Nine in 10 students prefer in-person lectures, study finds
In polling of more than 2,000 students and recent graduates carried out by the UPP Foundation Student Futures Commission, 58% overall said they would prefer not to have fully online teaching.
Nearly six in 10 university students would prefer not to have fully online lectures, a new study has revealed.
In polling of more than 2,000 students and recent graduates carried out by the UPP Foundation Student Futures Commission, 58% overall said they would prefer not to have fully online teaching, with nearly a third – 32% – saying they would “strongly prefer” not to only be taught online.
The findings, published in a report on Monday, showed that the majority of students – 90% – said they would “strongly prefer” or “somewhat prefer” to have in-person lectures that were also recorded, and just over a third – 34% – said they wanted seminars to be face-to-face only.
Only 33% of students said they were slightly or very satisfied with the support their university had given them to help find a job or work experience over the past year.
The poll findings also revealed the toll the pandemic has taken on student mental health.
The survey, carried out in October last year, found that 73% said the pandemic had had a negative impact on the interpersonal skills they needed in daily life, while 57% said it had been detrimental to the knowledge they needed to succeed on their course.
Over half of students – 52% – said they were somewhat or very below where they had expected to be in their studies as a result of the pandemic.
The Commission, chaired by Mary Curnock Cook – former chief executive of Ucas, says that students should have more support before they reach university and that there should be an induction into university life for each year of study.
In polling, 57% of students said induction periods should be extended for new students and 67% said students in other year groups would benefit from similar inductions.
Other recommendations include more support for mental health, providing clear outlines of teaching students will receive and pathways into graduate jobs, and more extracurricular activities for students.
The report found that participation in activities seemed to have “fallen substantially” based on student accounts, and that this could partly be caused by poor mental health and “digital fatigue”.
“This loss of connections, social learning and student development opportunities will dent students’ confidence and preparedness for life after university,” the report said.
The report calls on universities to develop a Student Futures Manifesto alongside their students by the end of the 2022/23 academic year.
Ms Curnock Cook said the manifesto, “co-created and co-owned by students and their university, will be a powerful expression of intent about what students need to support successful lives and careers.”

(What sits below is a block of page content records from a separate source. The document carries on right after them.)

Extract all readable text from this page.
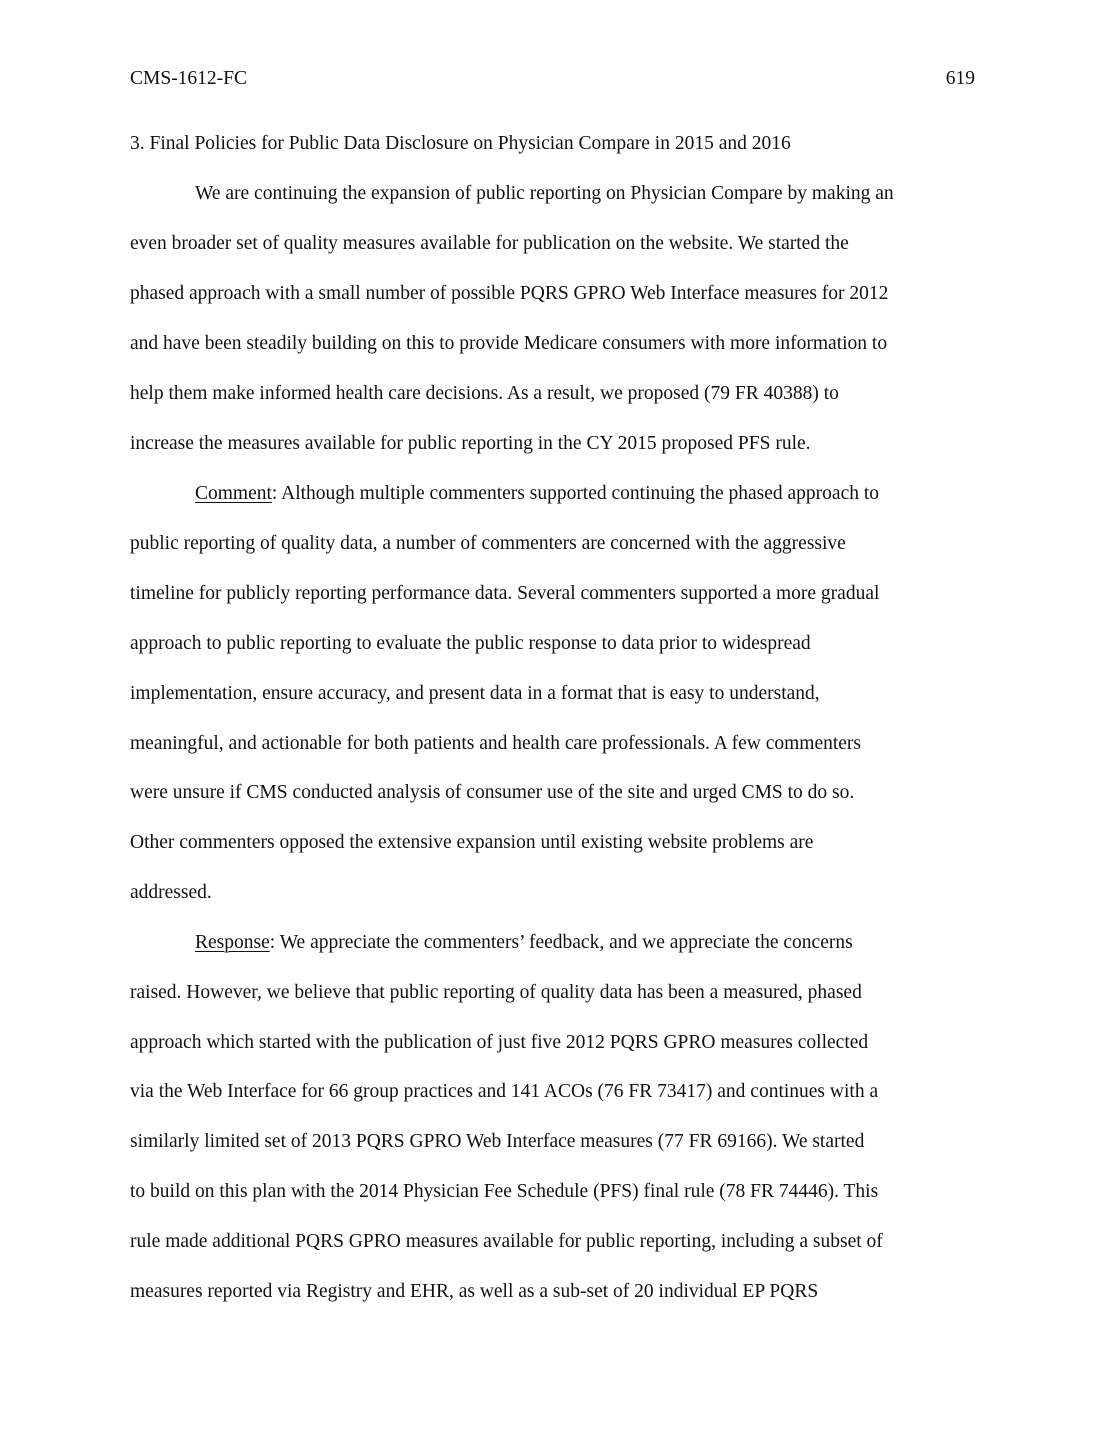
CMS-1612-FC	619
3. Final Policies for Public Data Disclosure on Physician Compare in 2015 and 2016
We are continuing the expansion of public reporting on Physician Compare by making an
even broader set of quality measures available for publication on the website. We started the
phased approach with a small number of possible PQRS GPRO Web Interface measures for 2012
and have been steadily building on this to provide Medicare consumers with more information to
help them make informed health care decisions. As a result, we proposed (79 FR 40388) to
increase the measures available for public reporting in the CY 2015 proposed PFS rule.
Comment: Although multiple commenters supported continuing the phased approach to
public reporting of quality data, a number of commenters are concerned with the aggressive
timeline for publicly reporting performance data. Several commenters supported a more gradual
approach to public reporting to evaluate the public response to data prior to widespread
implementation, ensure accuracy, and present data in a format that is easy to understand,
meaningful, and actionable for both patients and health care professionals. A few commenters
were unsure if CMS conducted analysis of consumer use of the site and urged CMS to do so.
Other commenters opposed the extensive expansion until existing website problems are
addressed.
Response: We appreciate the commenters’ feedback, and we appreciate the concerns
raised. However, we believe that public reporting of quality data has been a measured, phased
approach which started with the publication of just five 2012 PQRS GPRO measures collected
via the Web Interface for 66 group practices and 141 ACOs (76 FR 73417) and continues with a
similarly limited set of 2013 PQRS GPRO Web Interface measures (77 FR 69166). We started
to build on this plan with the 2014 Physician Fee Schedule (PFS) final rule (78 FR 74446). This
rule made additional PQRS GPRO measures available for public reporting, including a subset of
measures reported via Registry and EHR, as well as a sub-set of 20 individual EP PQRS
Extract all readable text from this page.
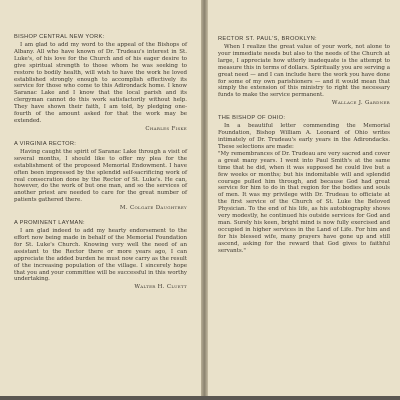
BISHOP CENTRAL NEW YORK:

I am glad to add my word to the appeal of the Bishops of Albany. All who have known of Dr. Trudeau's interest in St. Luke's, of his love for the Church and of his eager desire to give spiritual strength to those whom he was seeking to restore to bodily health, will wish to have the work he loved established strongly enough to accomplish effectively its service for those who come to this Adirondack home. I know Saranac Lake and I know that the local parish and its clergyman cannot do this work satisfactorily without help. They have shown their faith, I am told, by pledging one-fourth of the amount asked for that the work may be extended.

Charles Fiske

A VIRGINIA RECTOR:

Having caught the spirit of Saranac Lake through a visit of several months, I should like to offer my plea for the establishment of the proposed Memorial Endowment. I have often been impressed by the splendid self-sacrificing work of real consecration done by the Rector of St. Luke's. He can, however, do the work of but one man, and so the services of another priest are needed to care for the great number of patients gathered there.

M. Colgate Daughtrey

A PROMINENT LAYMAN:

I am glad indeed to add my hearty endorsement to the effort now being made in behalf of the Memorial Foundation for St. Luke's Church. Knowing very well the need of an assistant to the Rector there or more years ago, I can appreciate the added burden he must now carry as the result of the increasing population of the village. I sincerely hope that you and your committee will be successful in this worthy undertaking.

Walter H. Cluett

RECTOR ST. PAUL'S, BROOKLYN:

When I realize the great value of your work, not alone to your immediate needs but also to the needs of the Church at large, I appreciate how utterly inadequate is the attempt to measure this in terms of dollars. Spiritually you are serving a great need — and I can include here the work you have done for some of my own parishioners — and it would mean that simply the extension of this ministry to right the necessary funds to make the service permanent.

Wallace J. Gardner

THE BISHOP OF OHIO:

In a beautiful letter commending the Memorial Foundation, Bishop William A. Leonard of Ohio writes intimately of Dr. Trudeau's early years in the Adirondacks. These selections are made:
"My remembrances of Dr. Trudeau are very sacred and cover a great many years. I went into Paul Smith's at the same time that he did, when it was supposed he could live but a few weeks or months; but his indomitable will and splendid courage pulled him through, and because God had great service for him to do in that region for the bodies and souls of men. It was my privilege with Dr. Trudeau to officiate at the first service of the Church of St. Luke the Beloved Physician. To the end of his life, as his autobiography shows very modestly, he continued his outside services for God and man. Surely his keen, bright mind is now fully exercised and occupied in higher services in the Land of Life. For him and for his blessed wife, many prayers have gone up and still ascend, asking for the reward that God gives to faithful servants."
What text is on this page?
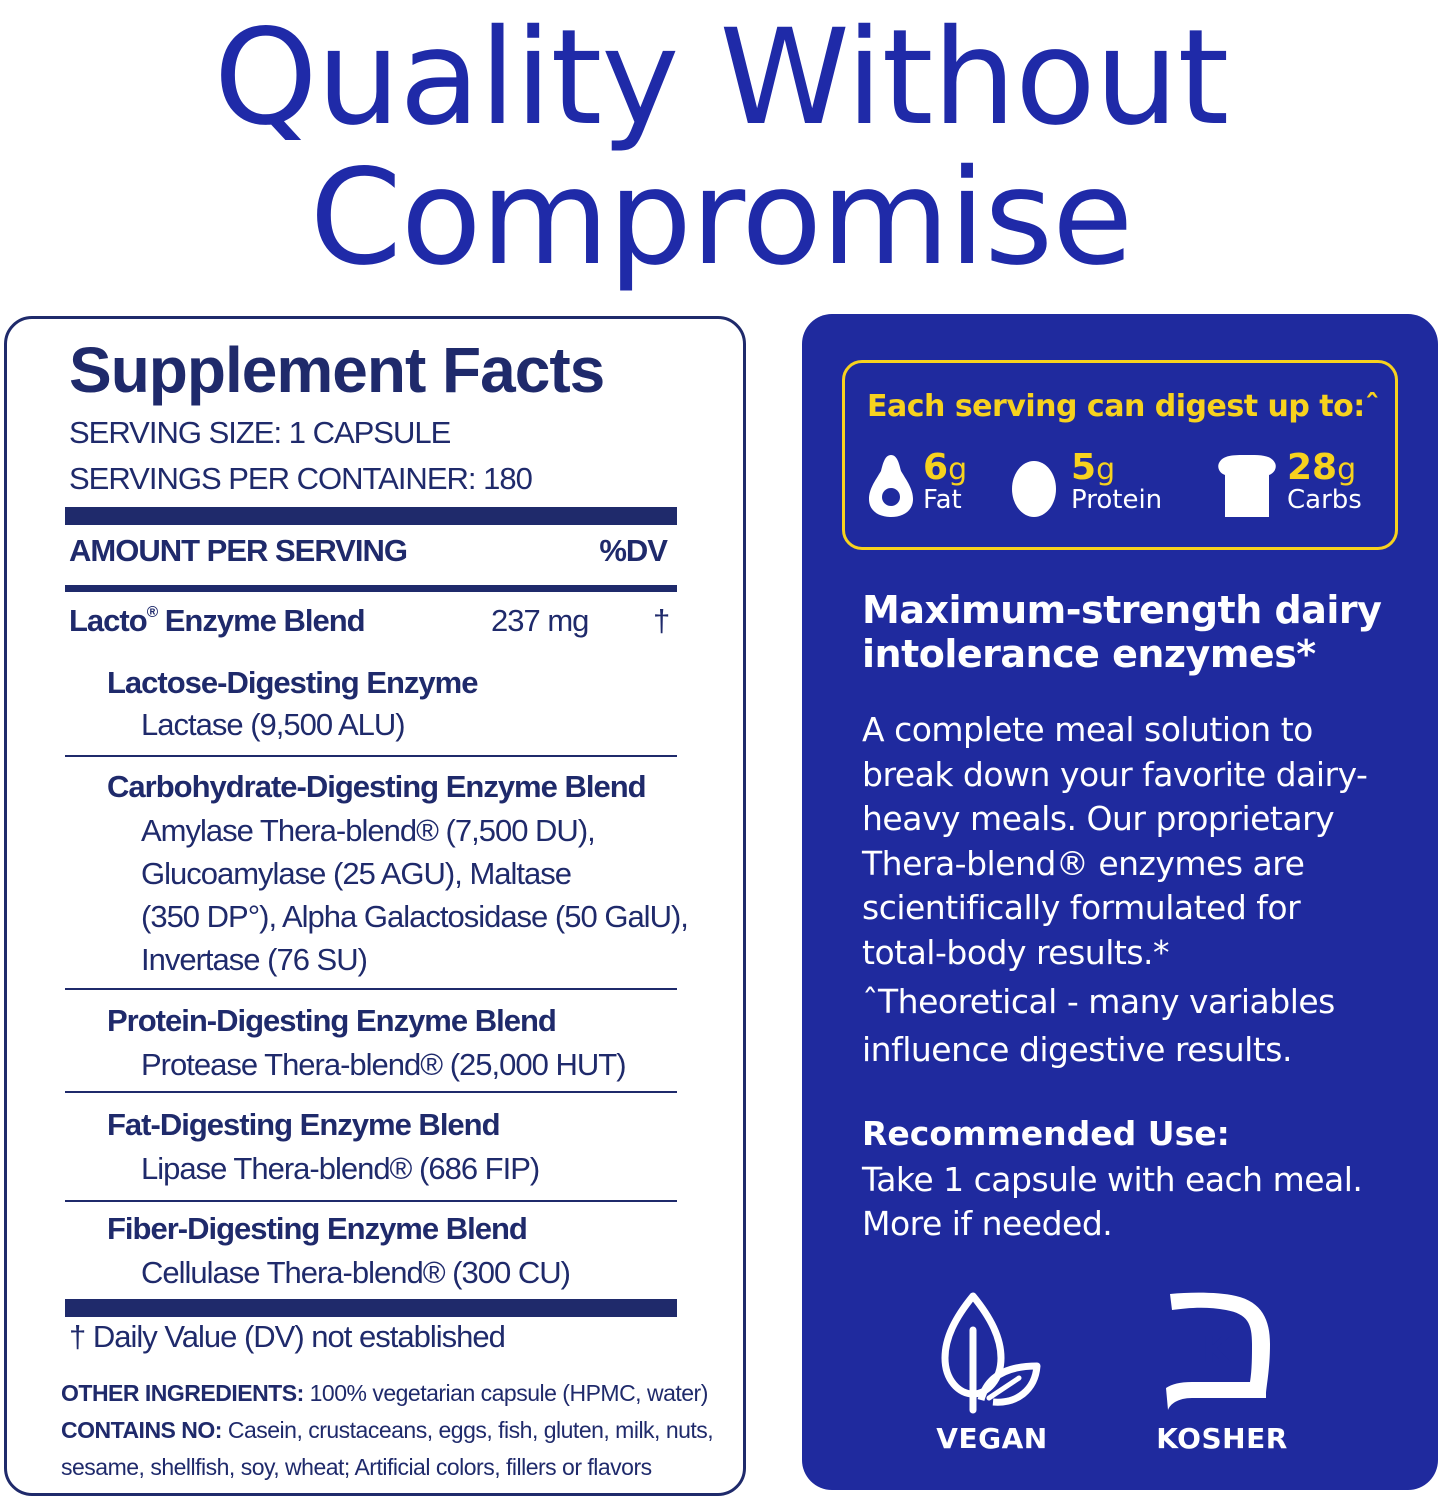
Quality Without
Compromise
Supplement Facts
SERVING SIZE: 1 CAPSULE
SERVINGS PER CONTAINER: 180
AMOUNT PER SERVING	%DV
Lacto® Enzyme Blend	237 mg †
Lactose-Digesting Enzyme
Lactase (9,500 ALU)
Carbohydrate-Digesting Enzyme Blend
Amylase Thera-blend® (7,500 DU),
Glucoamylase (25 AGU), Maltase
(350 DP°), Alpha Galactosidase (50 GalU),
Invertase (76 SU)
Protein-Digesting Enzyme Blend
Protease Thera-blend® (25,000 HUT)
Fat-Digesting Enzyme Blend
Lipase Thera-blend® (686 FIP)
Fiber-Digesting Enzyme Blend
Cellulase Thera-blend® (300 CU)
† Daily Value (DV) not established
OTHER INGREDIENTS: 100% vegetarian capsule (HPMC, water)
CONTAINS NO: Casein, crustaceans, eggs, fish, gluten, milk, nuts,
sesame, shellfish, soy, wheat; Artificial colors, fillers or flavors
Each serving can digest up to:ˆ
6g
Fat
5g
Protein
28g
Carbs
Maximum-strength dairy
intolerance enzymes*
A complete meal solution to
break down your favorite dairy-
heavy meals. Our proprietary
Thera-blend® enzymes are
scientifically formulated for
total-body results.*
ˆTheoretical - many variables
influence digestive results.
Recommended Use:
Take 1 capsule with each meal.
More if needed.
VEGAN
K
KOSHER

“We acknowledge the tragedy and disruption of the pandemic but our proposals are resolutely optimistic and build on the extraordinary resilience and creativity demonstrated by colleagues and students across the sector during the crisis.”
Dr Tim Bradshaw, chief executive of the Russell Group of elite universities, said that universities work “hard to support students in all kinds of ways throughout their studies”.
“A high-quality education is just one part of a successful university experience and our universities work hard to support students in all kinds of ways throughout their studies – from helping them settle in from day one to providing careers guidance – so they have a positive experience and can succeed in whatever path they choose,” he said.
He added that the impact of this could be seen in the high continuation rates and progression into skilled careers for Russell Group students.
“Every part of society has felt the effects of the pandemic, including students, and universities are responding to that challenge, finding new ways to support them so we welcome this work by the Student Futures Commission and will consider its findings carefully,” he said.